# Welcome to the Pandas Tutorial

In [None]:
# Em Jupyter, usamos "!" para rodar comandos de CLI
# No c√≥digo abaixo, buscamos onde que est√° rodando nosso Python
!where python

In [None]:
%matplotlib inline

## Imports

In [None]:
import pandas as pd


## Load Data

In [None]:
# Aqui transforma o arquivo csv em um DataFrame (basicamente uma table de um database ou uma planilha de Excel)
df = pd.read_csv('../../Datasets/world-happiness/2019.csv')

In [None]:
df

## Inspect Data

### Look at the first 5 rows

In [None]:
df.head()

### Look at the shape of our data

In [None]:
num_rows, num_cols = df.shape
print(f"Number of rows: {num_rows}\nNumber of Cols: {num_cols}")

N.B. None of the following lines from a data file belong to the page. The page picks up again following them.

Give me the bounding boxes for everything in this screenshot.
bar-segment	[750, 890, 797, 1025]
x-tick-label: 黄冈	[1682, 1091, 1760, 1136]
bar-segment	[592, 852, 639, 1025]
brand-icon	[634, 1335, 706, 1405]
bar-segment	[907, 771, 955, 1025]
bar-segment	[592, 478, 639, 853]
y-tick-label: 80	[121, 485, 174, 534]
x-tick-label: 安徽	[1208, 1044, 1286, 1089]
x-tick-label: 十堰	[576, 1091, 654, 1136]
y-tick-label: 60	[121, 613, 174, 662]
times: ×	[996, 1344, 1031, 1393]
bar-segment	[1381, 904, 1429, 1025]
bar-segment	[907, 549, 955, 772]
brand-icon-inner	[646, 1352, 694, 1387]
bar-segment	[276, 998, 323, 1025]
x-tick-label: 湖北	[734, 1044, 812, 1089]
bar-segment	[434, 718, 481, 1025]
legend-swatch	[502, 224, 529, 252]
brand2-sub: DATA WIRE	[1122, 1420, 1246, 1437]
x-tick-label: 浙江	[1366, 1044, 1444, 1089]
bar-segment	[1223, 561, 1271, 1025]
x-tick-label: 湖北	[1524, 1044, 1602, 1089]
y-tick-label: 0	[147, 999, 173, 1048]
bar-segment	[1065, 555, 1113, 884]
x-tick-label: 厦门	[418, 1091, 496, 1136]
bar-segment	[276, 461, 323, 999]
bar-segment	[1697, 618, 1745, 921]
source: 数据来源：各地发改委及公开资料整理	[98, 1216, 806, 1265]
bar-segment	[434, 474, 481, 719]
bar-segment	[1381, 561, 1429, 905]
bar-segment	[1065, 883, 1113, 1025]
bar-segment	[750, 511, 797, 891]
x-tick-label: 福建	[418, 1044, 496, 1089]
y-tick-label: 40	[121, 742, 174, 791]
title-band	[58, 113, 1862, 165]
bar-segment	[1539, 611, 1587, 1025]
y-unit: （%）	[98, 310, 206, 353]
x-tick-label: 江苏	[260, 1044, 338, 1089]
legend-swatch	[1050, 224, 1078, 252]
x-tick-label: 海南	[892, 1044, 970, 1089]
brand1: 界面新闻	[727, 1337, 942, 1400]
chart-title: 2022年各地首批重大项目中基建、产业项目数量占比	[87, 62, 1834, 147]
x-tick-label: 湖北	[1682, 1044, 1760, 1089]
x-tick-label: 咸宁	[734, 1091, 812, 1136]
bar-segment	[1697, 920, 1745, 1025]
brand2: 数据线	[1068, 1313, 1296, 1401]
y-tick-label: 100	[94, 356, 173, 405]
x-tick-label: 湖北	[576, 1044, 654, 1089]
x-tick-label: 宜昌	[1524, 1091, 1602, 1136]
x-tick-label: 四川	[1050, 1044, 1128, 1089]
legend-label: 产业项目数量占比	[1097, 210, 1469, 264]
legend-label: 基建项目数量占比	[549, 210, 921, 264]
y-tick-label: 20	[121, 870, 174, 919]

### Checking the data types of our columns

In [None]:
df.dtypes

### Describe the data

In [None]:
df.describe()

### Info of the data

In [None]:
df.info()

# The Difference Between Pandas Series and DataFrame

Pandas provides two main data structures:

- **Series**: a one-dimensional labeled array
- **DataFrame**: a two-dimensional labeled table

Understanding the difference between them is fundamental for data analysis, data science, and machine learning.


## 1. Pandas Series

A **Series** is a one-dimensional data structure.
It represents a single column of data with an associated index.

Key characteristics:
- One-dimensional
- Has values and an index
- Similar to a column in Excel


In [None]:
# Type of a Column
type(df['Country or region'])

## 2. Pandas DataFrame

A **DataFrame** is a two-dimensional data structure made of multiple Pandas Series.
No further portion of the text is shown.